В той же тональности Серафима продолжила рассказ:
– Дальше становилось всё хуже. Ни друзей, ни знакомых. Люди, наверное, кое-что узнали о Сулеймане Абдуллаевиче, появилась какая-то завистливая недоброжелательность. За спиной всегда шепотки… Квартира обогревалась плохо, свет отключали, грипп, два подряд воспаления легких, попала в больницу, сделали обследование, оказалось, не только легкие надо лечить, но и делать операцию на почке. Старая, опытная врачиха в больнице сказала: операцию бесплатно у нас как следует не сделают. И тут я вспомнила: в дальних предках у меня есть и евреи, и немцы. Когда подала заявление в посольство, естественно, ни во что не верила. Ждала отказ и готовилась умирать, но тут девяносто третий год, штурм парламента в Москве. В немцах взыграло какое-то не понятное мне чувство вины и перед своими бывшими соотечественниками, и перед евреями. В прессе – об этом пресса пишет всегда – ожидание погромов. И вдруг, внезапно, пришел вызов.

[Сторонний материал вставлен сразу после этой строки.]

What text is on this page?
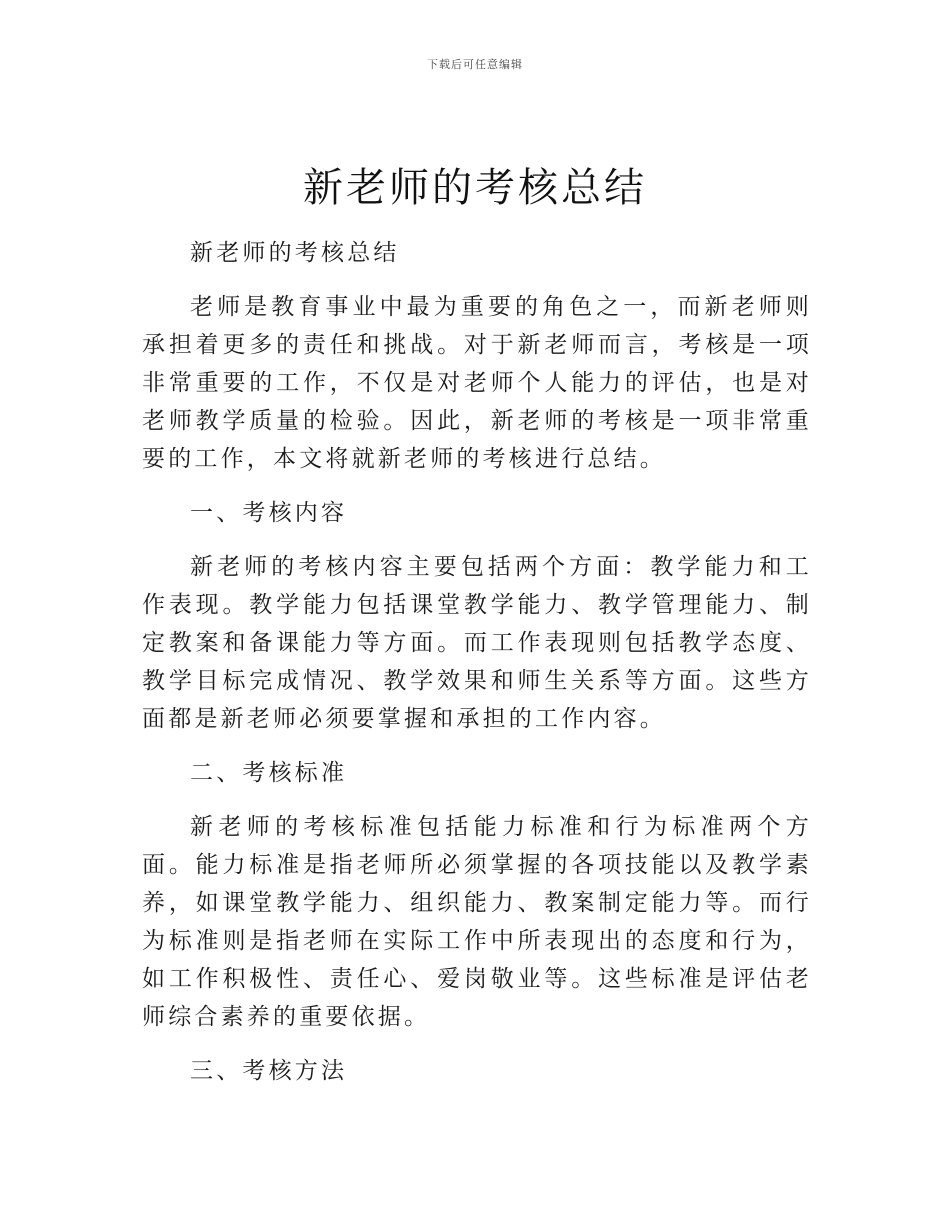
下载后可任意编辑
新老师的考核总结

新老师的考核总结

老师是教育事业中最为重要的角色之一，而新老师则承担着更多的责任和挑战。对于新老师而言，考核是一项非常重要的工作，不仅是对老师个人能力的评估，也是对老师教学质量的检验。因此，新老师的考核是一项非常重要的工作，本文将就新老师的考核进行总结。

一、考核内容

新老师的考核内容主要包括两个方面：教学能力和工作表现。教学能力包括课堂教学能力、教学管理能力、制定教案和备课能力等方面。而工作表现则包括教学态度、教学目标完成情况、教学效果和师生关系等方面。这些方面都是新老师必须要掌握和承担的工作内容。

二、考核标准

新老师的考核标准包括能力标准和行为标准两个方面。能力标准是指老师所必须掌握的各项技能以及教学素养，如课堂教学能力、组织能力、教案制定能力等。而行为标准则是指老师在实际工作中所表现出的态度和行为，如工作积极性、责任心、爱岗敬业等。这些标准是评估老师综合素养的重要依据。

三、考核方法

Вряд ли здесь Серафима играла, воспоминания ее были слишком свежи, видимо, боль не раз возникала и еще не утихла. А может быть, это привычка актрисы все «свое» каждый раз проигрывать. Я смотрел на ее лицо, в глаза, когда она произносила короткие предложения, за каждым из которых событие, часто роковым образом влияющее не только на её личную судьбу, но и на много других судеб, и будто смотрел кинофильм. Какой крупный план… Как бы сейчас затих зал… Публику уже не волнуют выдуманные ситуации, она ждет публичной и полной гибели всерьез своего кумира.
Серафима сделала паузу, набрала воздуху, чтобы продолжить монолог. Вошел кельнер, убрал тарелки, поставил перед каждым по чашке кофе. Было уже около часа ночи, тихо. Стало слышно, как на ратуше расправляет свои жестяные крылья петух.
– Сейчас выпьем кофе и через час или два перейдем к завтраку. – Серафима нажала на какую-то кнопку на своей похожей на космический агрегат машине, и кресло внезапно развернулось, встало боком к столу. Я не пошевелился, не изменил позу, только поднес ко рту чашку с кофе. Кельнер за стойкой, видимый через открытую дверь, посуду перетер и теперь просто сидел, подперев голову руками и глядел куда-то вдаль.